The Swedish-born daughter of Estonian refugees, Jurvetson was a teenager when she "developed a taste for adventure and freedom."

Jurvetson moved to Toronto to live with her grandmother after graduating from high school and then headed west to L.A. in the fall of 1969.

"It seemed that she decided to stay there, because my parents received a postcard from her saying she was happy, had a nice apartment in Los Angeles and told them not to worry," her sister wrote.

And that was the last time they heard from her.

"Initially, we believed that Reet was probably in search of more autonomy, and therefore we waited for her to get in touch with us," she wrote. "As months and then years passed, we imagined that she was making a new life for herself."

Charles Manson
This file photo shows Charles Manson being escorted to his arraignment on conspiracy-murder charges in connection with the Sharon Tate murder case.Anonymous / AP file

Anne Jurvetson said her mother checked regularly with her daughter's friends to see if she had been in touch.

"Not once did we suspect that she had been killed," she wrote. "As incredible as it seems, my parents never thought to report Reet missing to the police. They thought that she was just living her life somewhere and that eventually news from her would turn up."

But as the years passed, Anne Jurvetson lost hope that she would hear from her sister.

"It is such a sad, helpless kind of feeling to always question, to never know, to imagine scenarios, all the while still hoping and dreaming that one day there would be an answer," she wrote.

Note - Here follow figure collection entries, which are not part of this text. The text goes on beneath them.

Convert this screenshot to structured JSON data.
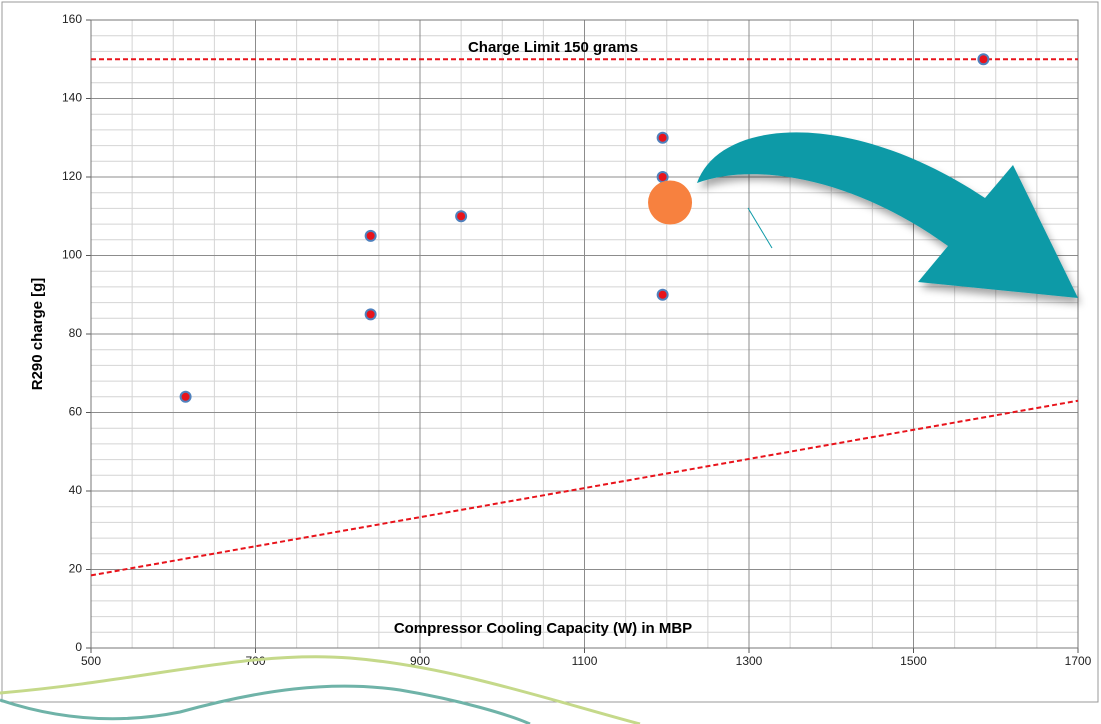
{
  "chart_data": {
    "type": "scatter",
    "annotation": "Charge Limit  150 grams",
    "x_label": "Compressor Cooling Capacity (W) in MBP",
    "y_label": "R290 charge [g]",
    "xlim": [
      500,
      1700
    ],
    "ylim": [
      0,
      160
    ],
    "xticks": [
      500,
      700,
      900,
      1100,
      1300,
      1500,
      1700
    ],
    "yticks": [
      0,
      20,
      40,
      60,
      80,
      100,
      120,
      140,
      160
    ],
    "grid": true,
    "minor_grid": {
      "x": 50,
      "y": 4
    },
    "series": [
      {
        "type": "line",
        "style": "dashed",
        "color": "#e8131b",
        "x": [
          500,
          1700
        ],
        "values": [
          150,
          150
        ]
      },
      {
        "type": "line",
        "style": "dashed",
        "color": "#e8131b",
        "x": [
          500,
          1700
        ],
        "values": [
          18.5,
          63
        ]
      },
      {
        "type": "scatter",
        "marker": "small",
        "color": "#e8131b",
        "edgecolor": "#4f81bd",
        "x": [
          615,
          840,
          840,
          950,
          1195,
          1195,
          1195,
          1585
        ],
        "values": [
          64,
          105,
          85,
          110,
          130,
          120,
          90,
          150
        ]
      },
      {
        "type": "scatter",
        "marker": "large",
        "color": "#f7813f",
        "edgecolor": "#f7813f",
        "x": [
          1204
        ],
        "values": [
          113.5
        ]
      }
    ]
  }
}
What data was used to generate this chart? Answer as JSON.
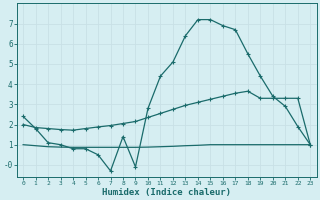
{
  "xlabel": "Humidex (Indice chaleur)",
  "bg_color": "#d6eef2",
  "grid_color": "#c8e0e6",
  "line_color": "#1a6b6b",
  "x_values": [
    0,
    1,
    2,
    3,
    4,
    5,
    6,
    7,
    8,
    9,
    10,
    11,
    12,
    13,
    14,
    15,
    16,
    17,
    18,
    19,
    20,
    21,
    22,
    23
  ],
  "main_line": [
    2.4,
    1.8,
    1.1,
    1.0,
    0.8,
    0.8,
    0.5,
    -0.3,
    1.4,
    -0.1,
    2.8,
    4.4,
    5.1,
    6.4,
    7.2,
    7.2,
    6.9,
    6.7,
    5.5,
    4.4,
    3.4,
    2.9,
    1.9,
    1.0
  ],
  "upper_line": [
    2.0,
    1.85,
    1.8,
    1.75,
    1.72,
    1.8,
    1.88,
    1.95,
    2.05,
    2.15,
    2.35,
    2.55,
    2.75,
    2.95,
    3.1,
    3.25,
    3.4,
    3.55,
    3.65,
    3.3,
    3.3,
    3.3,
    3.3,
    1.0
  ],
  "lower_line": [
    1.0,
    0.95,
    0.9,
    0.88,
    0.87,
    0.87,
    0.87,
    0.87,
    0.87,
    0.87,
    0.88,
    0.9,
    0.92,
    0.95,
    0.97,
    1.0,
    1.0,
    1.0,
    1.0,
    1.0,
    1.0,
    1.0,
    1.0,
    1.0
  ],
  "ylim": [
    -0.6,
    8.0
  ],
  "xlim": [
    -0.5,
    23.5
  ],
  "yticks": [
    0,
    1,
    2,
    3,
    4,
    5,
    6,
    7
  ],
  "ytick_labels": [
    "-0",
    "1",
    "2",
    "3",
    "4",
    "5",
    "6",
    "7"
  ],
  "xticks": [
    0,
    1,
    2,
    3,
    4,
    5,
    6,
    7,
    8,
    9,
    10,
    11,
    12,
    13,
    14,
    15,
    16,
    17,
    18,
    19,
    20,
    21,
    22,
    23
  ],
  "line_width": 0.9,
  "marker_size": 3.0
}
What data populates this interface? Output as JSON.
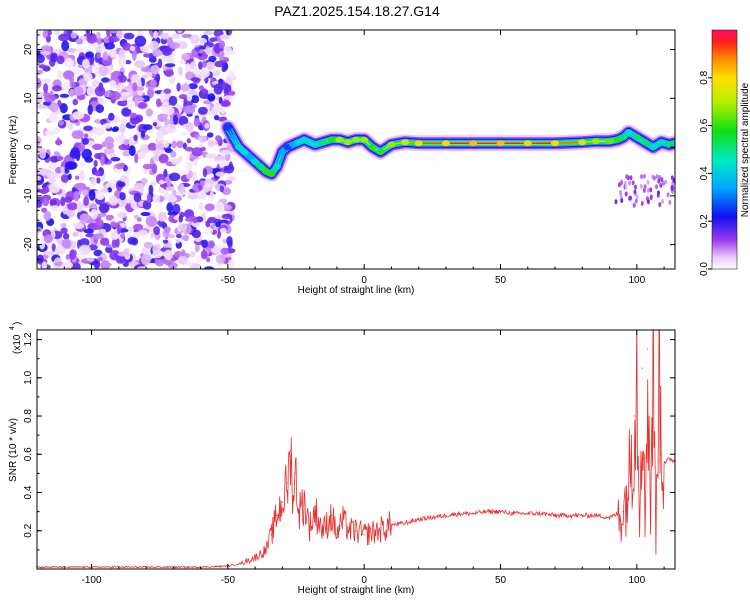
{
  "title": "PAZ1.2025.154.18.27.G14",
  "chart_data": [
    {
      "type": "heatmap",
      "title": "PAZ1.2025.154.18.27.G14",
      "xlabel": "Height of straight line (km)",
      "ylabel": "Frequency (Hz)",
      "xlim": [
        -120,
        114
      ],
      "ylim": [
        -25,
        24
      ],
      "xticks": [
        -100,
        -50,
        0,
        50,
        100
      ],
      "yticks": [
        20,
        10,
        0,
        -10,
        -20
      ],
      "noise_region_x": [
        -120,
        -50
      ],
      "ridge": {
        "x": [
          -50,
          -48,
          -46,
          -44,
          -42,
          -40,
          -38,
          -36,
          -34,
          -32,
          -30,
          -28,
          -26,
          -24,
          -22,
          -20,
          -18,
          -15,
          -12,
          -9,
          -6,
          -3,
          0,
          3,
          6,
          10,
          15,
          20,
          30,
          40,
          50,
          60,
          70,
          80,
          85,
          90,
          93,
          95,
          97,
          100,
          103,
          106,
          109,
          112,
          114
        ],
        "y": [
          4,
          2,
          0,
          -1,
          -2,
          -3,
          -4,
          -5,
          -5.5,
          -4,
          -1,
          0,
          0.5,
          1,
          1.5,
          1,
          0.5,
          1,
          1.5,
          1.5,
          1,
          1.5,
          1.5,
          0,
          -1,
          0.5,
          1,
          0.8,
          0.8,
          0.8,
          0.8,
          0.8,
          0.8,
          1,
          1.2,
          1.2,
          1.5,
          2,
          3,
          2,
          1,
          0,
          1,
          0.5,
          0.8
        ],
        "amplitude": [
          0.3,
          0.4,
          0.5,
          0.5,
          0.4,
          0.5,
          0.6,
          0.7,
          0.7,
          0.5,
          0.4,
          0.3,
          0.4,
          0.5,
          0.5,
          0.5,
          0.5,
          0.6,
          0.7,
          0.8,
          0.8,
          0.8,
          0.8,
          0.7,
          0.7,
          0.8,
          0.85,
          0.9,
          0.95,
          0.98,
          0.98,
          0.95,
          0.95,
          0.85,
          0.8,
          0.75,
          0.7,
          0.6,
          0.5,
          0.6,
          0.6,
          0.5,
          0.5,
          0.6,
          0.6
        ]
      },
      "colorbar": {
        "label": "Normalized spectral amplitude",
        "ticks": [
          0.0,
          0.2,
          0.4,
          0.6,
          0.8
        ],
        "range": [
          0,
          1
        ]
      }
    },
    {
      "type": "line",
      "xlabel": "Height of straight line (km)",
      "ylabel": "SNR (10 * v/v)",
      "multiplier_label": "(x10",
      "multiplier_exp": "4",
      "xlim": [
        -120,
        114
      ],
      "ylim": [
        0,
        1.25
      ],
      "xticks": [
        -100,
        -50,
        0,
        50,
        100
      ],
      "yticks": [
        0.2,
        0.4,
        0.6,
        0.8,
        1.0,
        1.2
      ],
      "color": "#e8312f",
      "x": [
        -120,
        -60,
        -50,
        -45,
        -40,
        -36,
        -34,
        -32,
        -30,
        -28,
        -27,
        -26,
        -25,
        -24,
        -22,
        -20,
        -18,
        -15,
        -12,
        -10,
        -8,
        -5,
        -3,
        0,
        5,
        10,
        15,
        20,
        25,
        30,
        35,
        40,
        45,
        50,
        55,
        60,
        65,
        70,
        75,
        80,
        85,
        90,
        95,
        97,
        99,
        100,
        101,
        102,
        103,
        104,
        105,
        106,
        107,
        108,
        109,
        110,
        112,
        114
      ],
      "y": [
        0.01,
        0.01,
        0.015,
        0.03,
        0.06,
        0.1,
        0.18,
        0.28,
        0.35,
        0.45,
        0.62,
        0.38,
        0.5,
        0.3,
        0.35,
        0.22,
        0.3,
        0.2,
        0.28,
        0.18,
        0.25,
        0.2,
        0.2,
        0.18,
        0.2,
        0.23,
        0.24,
        0.26,
        0.27,
        0.28,
        0.29,
        0.29,
        0.3,
        0.3,
        0.29,
        0.29,
        0.29,
        0.28,
        0.28,
        0.28,
        0.28,
        0.27,
        0.3,
        0.45,
        0.8,
        1.08,
        0.3,
        1.05,
        0.2,
        1.15,
        0.25,
        1.16,
        0.1,
        1.25,
        0.6,
        0.56,
        0.57,
        0.57
      ]
    }
  ]
}
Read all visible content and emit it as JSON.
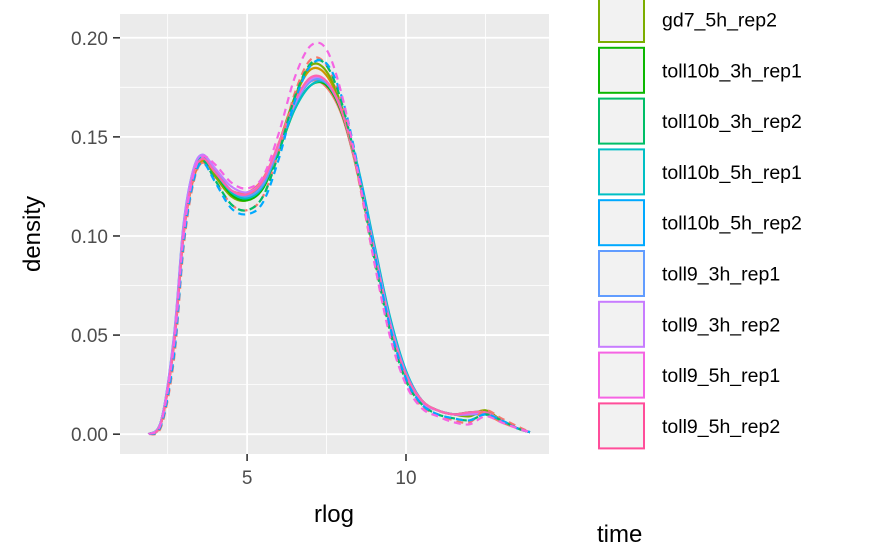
{
  "chart_data": {
    "type": "line",
    "title": "",
    "xlabel": "rlog",
    "ylabel": "density",
    "xlim": [
      1.0,
      14.5
    ],
    "ylim": [
      -0.01,
      0.212
    ],
    "grid": true,
    "x_ticks": [
      5,
      10
    ],
    "x_tick_labels": [
      "5",
      "10"
    ],
    "y_ticks": [
      0.0,
      0.05,
      0.1,
      0.15,
      0.2
    ],
    "y_tick_labels": [
      "0.00",
      "0.05",
      "0.10",
      "0.15",
      "0.20"
    ],
    "legend_position": "right",
    "legend_title": "time",
    "legend": [
      {
        "label": "gd7_5h_rep2",
        "color": "#7CAE00"
      },
      {
        "label": "toll10b_3h_rep1",
        "color": "#0CB702"
      },
      {
        "label": "toll10b_3h_rep2",
        "color": "#00BE67"
      },
      {
        "label": "toll10b_5h_rep1",
        "color": "#00BFC4"
      },
      {
        "label": "toll10b_5h_rep2",
        "color": "#00A9FF"
      },
      {
        "label": "toll9_3h_rep1",
        "color": "#619CFF"
      },
      {
        "label": "toll9_3h_rep2",
        "color": "#C77CFF"
      },
      {
        "label": "toll9_5h_rep1",
        "color": "#F564E3"
      },
      {
        "label": "toll9_5h_rep2",
        "color": "#FF4E9A"
      }
    ],
    "series_x": [
      1.9,
      2.3,
      2.7,
      3.0,
      3.3,
      3.6,
      4.0,
      4.5,
      5.0,
      5.5,
      6.0,
      6.5,
      7.0,
      7.5,
      8.0,
      8.5,
      9.0,
      9.5,
      10.0,
      10.5,
      11.0,
      11.5,
      12.0,
      12.5,
      13.0,
      13.5,
      13.9
    ],
    "series": [
      {
        "color": "#F8766D",
        "dash": "solid",
        "values": [
          0.0,
          0.006,
          0.045,
          0.1,
          0.128,
          0.137,
          0.131,
          0.123,
          0.122,
          0.129,
          0.146,
          0.166,
          0.178,
          0.175,
          0.16,
          0.13,
          0.091,
          0.055,
          0.03,
          0.017,
          0.012,
          0.01,
          0.011,
          0.01,
          0.006,
          0.003,
          0.001
        ]
      },
      {
        "color": "#F8766D",
        "dash": "dashed",
        "values": [
          0.0,
          0.004,
          0.038,
          0.094,
          0.126,
          0.137,
          0.128,
          0.116,
          0.113,
          0.12,
          0.143,
          0.172,
          0.189,
          0.186,
          0.165,
          0.129,
          0.087,
          0.05,
          0.026,
          0.014,
          0.01,
          0.007,
          0.006,
          0.012,
          0.008,
          0.004,
          0.001
        ]
      },
      {
        "color": "#CD9600",
        "dash": "solid",
        "values": [
          0.0,
          0.006,
          0.046,
          0.101,
          0.129,
          0.138,
          0.131,
          0.122,
          0.12,
          0.127,
          0.147,
          0.17,
          0.184,
          0.181,
          0.163,
          0.13,
          0.091,
          0.055,
          0.03,
          0.017,
          0.012,
          0.01,
          0.01,
          0.012,
          0.007,
          0.003,
          0.001
        ]
      },
      {
        "color": "#7CAE00",
        "dash": "solid",
        "values": [
          0.0,
          0.006,
          0.047,
          0.102,
          0.13,
          0.139,
          0.13,
          0.12,
          0.118,
          0.125,
          0.146,
          0.17,
          0.186,
          0.183,
          0.164,
          0.131,
          0.091,
          0.055,
          0.029,
          0.016,
          0.012,
          0.01,
          0.009,
          0.012,
          0.007,
          0.003,
          0.001
        ]
      },
      {
        "color": "#0CB702",
        "dash": "solid",
        "values": [
          0.0,
          0.007,
          0.048,
          0.104,
          0.131,
          0.14,
          0.132,
          0.121,
          0.118,
          0.124,
          0.143,
          0.164,
          0.176,
          0.176,
          0.161,
          0.131,
          0.093,
          0.057,
          0.031,
          0.017,
          0.012,
          0.01,
          0.011,
          0.011,
          0.007,
          0.003,
          0.001
        ]
      },
      {
        "color": "#00BE67",
        "dash": "dashed",
        "values": [
          0.0,
          0.005,
          0.041,
          0.097,
          0.128,
          0.138,
          0.128,
          0.116,
          0.113,
          0.12,
          0.142,
          0.17,
          0.187,
          0.186,
          0.166,
          0.131,
          0.089,
          0.052,
          0.027,
          0.015,
          0.01,
          0.008,
          0.007,
          0.01,
          0.007,
          0.003,
          0.001
        ]
      },
      {
        "color": "#00BFC4",
        "dash": "solid",
        "values": [
          0.0,
          0.007,
          0.049,
          0.105,
          0.132,
          0.14,
          0.132,
          0.122,
          0.119,
          0.125,
          0.144,
          0.164,
          0.176,
          0.177,
          0.163,
          0.134,
          0.096,
          0.059,
          0.032,
          0.017,
          0.012,
          0.01,
          0.01,
          0.01,
          0.007,
          0.003,
          0.001
        ]
      },
      {
        "color": "#00A9FF",
        "dash": "dashed",
        "values": [
          0.0,
          0.005,
          0.04,
          0.096,
          0.127,
          0.137,
          0.127,
          0.114,
          0.111,
          0.117,
          0.139,
          0.168,
          0.186,
          0.187,
          0.169,
          0.134,
          0.092,
          0.054,
          0.028,
          0.015,
          0.01,
          0.008,
          0.007,
          0.01,
          0.007,
          0.003,
          0.001
        ]
      },
      {
        "color": "#619CFF",
        "dash": "solid",
        "values": [
          0.0,
          0.007,
          0.05,
          0.106,
          0.133,
          0.141,
          0.133,
          0.123,
          0.12,
          0.126,
          0.145,
          0.166,
          0.178,
          0.177,
          0.162,
          0.132,
          0.094,
          0.057,
          0.031,
          0.017,
          0.012,
          0.01,
          0.01,
          0.01,
          0.007,
          0.003,
          0.001
        ]
      },
      {
        "color": "#C77CFF",
        "dash": "solid",
        "values": [
          0.0,
          0.007,
          0.049,
          0.105,
          0.133,
          0.141,
          0.134,
          0.125,
          0.122,
          0.128,
          0.146,
          0.167,
          0.179,
          0.178,
          0.162,
          0.131,
          0.093,
          0.056,
          0.03,
          0.016,
          0.012,
          0.01,
          0.01,
          0.011,
          0.007,
          0.003,
          0.001
        ]
      },
      {
        "color": "#F564E3",
        "dash": "dashed",
        "values": [
          0.0,
          0.006,
          0.045,
          0.1,
          0.13,
          0.14,
          0.136,
          0.127,
          0.124,
          0.13,
          0.152,
          0.18,
          0.196,
          0.194,
          0.17,
          0.131,
          0.087,
          0.049,
          0.025,
          0.013,
          0.009,
          0.006,
          0.005,
          0.009,
          0.006,
          0.003,
          0.001
        ]
      },
      {
        "color": "#FF64B0",
        "dash": "solid",
        "values": [
          0.0,
          0.006,
          0.046,
          0.101,
          0.13,
          0.139,
          0.132,
          0.123,
          0.121,
          0.128,
          0.147,
          0.168,
          0.18,
          0.178,
          0.162,
          0.131,
          0.092,
          0.055,
          0.03,
          0.017,
          0.012,
          0.01,
          0.011,
          0.011,
          0.007,
          0.003,
          0.001
        ]
      }
    ]
  }
}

RELATED: What Happened to the Other Manson Family Members?

Then last June, Anne Jurvetson said she got a call from friends who had been perusing the U.S. Justice Department's unidentified persons database and spotted a "post-mortem photograph" and description that appeared to match that of her long-missing sister.

A DNA sample confirmed that it was her.

"Finally, after all these years, we are faced with hard facts," Anne Jurvetson wrote. "My little sister was savagely killed. It was not what I wanted to hear. And now I have a lot to come to terms with."

The grieving sister said she is trying to take comfort in the knowledge that the coroner found no evidence that she was raped, or that she had drugs or alcohol in her system.

"Nevertheless, I am horrified to think of how terribly frightened and alone she must have felt as she died," she wrote.